Dr. K: Yeah, exactly. We have all these challenges. Everybody faces challenges. It's not hanging your energy onto the challenge, but  always hanging your energy onto the solution.

SH: Precisely.

Dr. K: How can we correct this and how do we move forward.

SH: Another key thing is having a great plan and a system that you can follow and that's there day after day after day. I use Coach Peterson as a great example. That's a system that's been built up over the years. And that's really important, because people know what to expect, they know their role, and there's a system in place.

Dr. K: You can see that obviously with what he did to our team here, BSU. And now is in Washington. Your former stomping grounds.

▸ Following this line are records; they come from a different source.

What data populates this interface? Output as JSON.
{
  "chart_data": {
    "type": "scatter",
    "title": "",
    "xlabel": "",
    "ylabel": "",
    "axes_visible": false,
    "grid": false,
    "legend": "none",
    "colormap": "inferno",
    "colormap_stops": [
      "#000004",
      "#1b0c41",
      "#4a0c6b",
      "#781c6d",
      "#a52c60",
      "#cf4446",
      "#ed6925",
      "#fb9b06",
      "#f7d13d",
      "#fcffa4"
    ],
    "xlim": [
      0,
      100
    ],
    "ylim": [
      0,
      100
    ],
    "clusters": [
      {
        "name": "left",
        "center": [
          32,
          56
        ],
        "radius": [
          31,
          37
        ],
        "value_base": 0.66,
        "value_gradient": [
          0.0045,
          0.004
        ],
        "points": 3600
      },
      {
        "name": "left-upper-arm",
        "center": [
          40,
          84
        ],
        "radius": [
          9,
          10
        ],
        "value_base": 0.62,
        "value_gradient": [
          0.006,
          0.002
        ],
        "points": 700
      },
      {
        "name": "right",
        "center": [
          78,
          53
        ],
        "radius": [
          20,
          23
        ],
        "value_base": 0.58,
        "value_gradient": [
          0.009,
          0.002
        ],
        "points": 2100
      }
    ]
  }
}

SH: Oh yeah. Don James was my mentor and taught us this, and we had a system that really was comprised of three things: sound fundamentals, attention to detail, and hard work. And that's the good old-fashioned way that still is effective today. There's no shortcuts.

Dr. K: That's the thing, people always try to find the new shortcut, so to say How can we get away from doing the hard work. How can we get away from these basic principles you're talking about. And make it the easy way. And there never is.

SH: There never is. And the foundation of all this is really still all about integrity. It's still got to be built on integrity. The cornerstone is still integrity; and doing the right things, and doing it the right way. That still is going to last for the test of time.

And when people sense that a leader has that capacity to care, is "coaching 'em up", and I like to say they have a "heart like a magnet", they attract people, and and a "head like a compass", they know where they're going. Those are the kind of people that are going to be achieving excellence.

Dr. K: Exactly. Those are the ones that move you forward.